Who Does This Legislation Apply To?

The Regulations apply to clearing houses operating in Singapore’s securities and futures clearing ecosystem, specifically those that are approved clearing houses or recognised clearing houses under the Securities and Futures Act framework. The obligations in Parts III and IV apply to the clearing house itself and, in certain respects, to its members and participants (for example, where the Regulations impose duties relating to money or assets received from customers and where participant supervision is required).

In addition, the Regulations impose compliance expectations that extend to individuals in governance roles. Sections 31–33 (approved clearing houses) and 49A–49B (recognised clearing houses) require Authority approval for key persons and set criteria for such approvals. Section 51 further addresses when directors or executive officers are considered to have failed to discharge duties, which is relevant to personal accountability and enforcement risk.

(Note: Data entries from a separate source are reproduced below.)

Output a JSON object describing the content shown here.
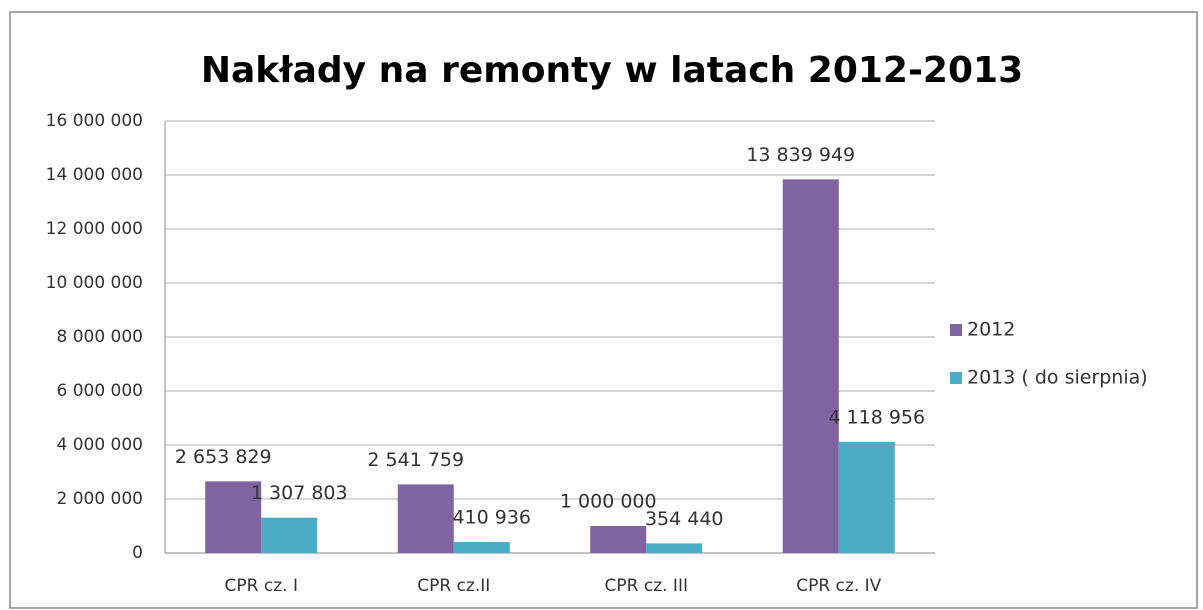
{
  "chart_data": {
    "type": "bar",
    "title": "Nakłady na remonty w latach 2012-2013",
    "categories": [
      "CPR cz. I",
      "CPR cz.II",
      "CPR cz. III",
      "CPR cz. IV"
    ],
    "series": [
      {
        "name": "2012",
        "color": "#8064a2",
        "values": [
          2653829,
          2541759,
          1000000,
          13839949
        ],
        "value_labels": [
          "2 653 829",
          "2 541 759",
          "1 000 000",
          "13 839 949"
        ]
      },
      {
        "name": "2013 ( do sierpnia)",
        "color": "#4bacc6",
        "values": [
          1307803,
          410936,
          354440,
          4118956
        ],
        "value_labels": [
          "1 307 803",
          "410 936",
          "354 440",
          "4 118 956"
        ]
      }
    ],
    "ylim": [
      0,
      16000000
    ],
    "yticks": [
      0,
      {
        "value": 2000000,
        "label": "2 000 000"
      },
      {
        "value": 4000000,
        "label": "4 000 000"
      },
      {
        "value": 6000000,
        "label": "6 000 000"
      },
      {
        "value": 8000000,
        "label": "8 000 000"
      },
      {
        "value": 10000000,
        "label": "10 000 000"
      },
      {
        "value": 12000000,
        "label": "12 000 000"
      },
      {
        "value": 14000000,
        "label": "14 000 000"
      },
      {
        "value": 16000000,
        "label": "16 000 000"
      }
    ],
    "grid": true,
    "legend": "right"
  }
}
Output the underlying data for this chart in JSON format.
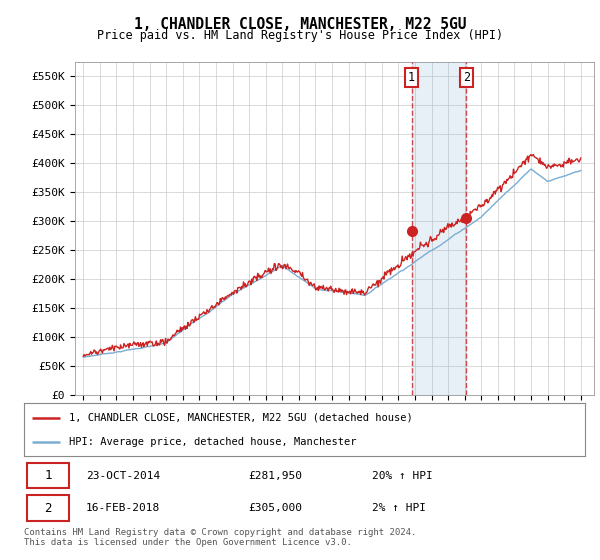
{
  "title": "1, CHANDLER CLOSE, MANCHESTER, M22 5GU",
  "subtitle": "Price paid vs. HM Land Registry's House Price Index (HPI)",
  "ylabel_ticks": [
    "£0",
    "£50K",
    "£100K",
    "£150K",
    "£200K",
    "£250K",
    "£300K",
    "£350K",
    "£400K",
    "£450K",
    "£500K",
    "£550K"
  ],
  "ylim": [
    0,
    575000
  ],
  "ytick_vals": [
    0,
    50000,
    100000,
    150000,
    200000,
    250000,
    300000,
    350000,
    400000,
    450000,
    500000,
    550000
  ],
  "hpi_color": "#7aadd4",
  "price_color": "#cc2222",
  "sale1_date": "23-OCT-2014",
  "sale1_price": "£281,950",
  "sale1_hpi": "20% ↑ HPI",
  "sale2_date": "16-FEB-2018",
  "sale2_price": "£305,000",
  "sale2_hpi": "2% ↑ HPI",
  "legend_line1": "1, CHANDLER CLOSE, MANCHESTER, M22 5GU (detached house)",
  "legend_line2": "HPI: Average price, detached house, Manchester",
  "footer": "Contains HM Land Registry data © Crown copyright and database right 2024.\nThis data is licensed under the Open Government Licence v3.0.",
  "background_color": "#ffffff",
  "grid_color": "#cccccc",
  "sale1_x": 2014.8,
  "sale2_x": 2018.1,
  "sale1_y": 281950,
  "sale2_y": 305000,
  "xlim_left": 1994.5,
  "xlim_right": 2025.8
}
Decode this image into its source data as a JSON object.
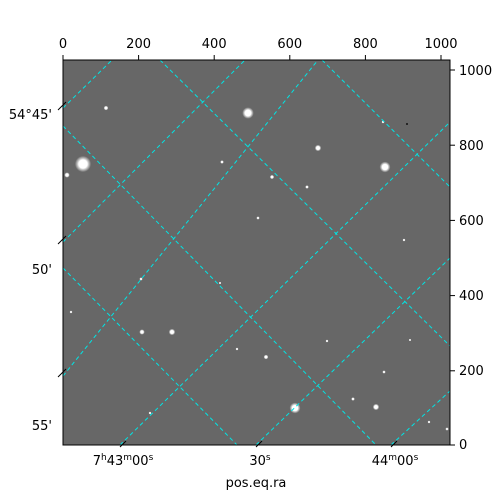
{
  "image": {
    "description_colors": {
      "background": "#676767",
      "grid": "#00e5e5",
      "frame": "#000000",
      "star": "#ffffff"
    }
  },
  "axes": {
    "xlabel": "pos.eq.ra",
    "top_ticks": [
      "0",
      "200",
      "400",
      "600",
      "800",
      "1000"
    ],
    "right_ticks": [
      "1000",
      "800",
      "600",
      "400",
      "200",
      "0"
    ],
    "left_ticks": [
      "54°45'",
      "50'",
      "55'"
    ],
    "bottom_ticks": [
      {
        "h": "7",
        "m": "43",
        "s": "00"
      },
      {
        "s": "30"
      },
      {
        "m": "44",
        "s": "00"
      }
    ]
  }
}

Why Is This Legislation Important?

For practitioners, the Clearing Facilities Regulations are important because they translate high-level statutory objectives—market integrity, systemic stability, and customer protection—into operational requirements that can be audited and enforced. The customer asset regime (segregation, permissible use, investment limits, daily computation, verification and reconciliation) is particularly consequential. These rules are designed to reduce the risk of loss to customers and to improve recoverability and transparency in stress events or insolvency.

The Regulations also matter for governance and supervisory oversight. Requirements for business continuity plans and recovery and resolution plans reflect the Authority’s expectation that clearing houses must be resilient and capable of managing defaults and operational disruptions. The provisions on information provision, transmission and storage of user information, and periodic reporting support ongoing supervision and enable timely regulatory intervention.

Finally, the Regulations have direct commercial and compliance implications: clearing fee regulation, business rule content and amendment controls, and Authority approval for substantial shareholdings and key persons affect how clearing houses structure their operations, governance, and corporate actions. For legal advisers, understanding these provisions is essential for advising on regulatory approvals, compliance programmes, member agreements, default management frameworks, and crisis preparedness.

  • Securities and Futures Act (Cap. 289) (authorising Act; provides the overarching framework and cross-referenced insolvency provisions)
  • Accounting Standards Act 2007 (relevant to definitions of “accounting standards” used in the Regulations)
  • Companies Act (relevant to corporate governance concepts and potentially to how directors and officers are treated in enforcement contexts)
  • Futures Act (historical/related market infrastructure legislation referenced in the metadata context)

Source Documents

This article provides an overview of the Securities and Futures (Clearing Facilities) Regulations 2013 for legal research and educational purposes. It does not constitute legal advice. Readers should consult the official text for authoritative provisions.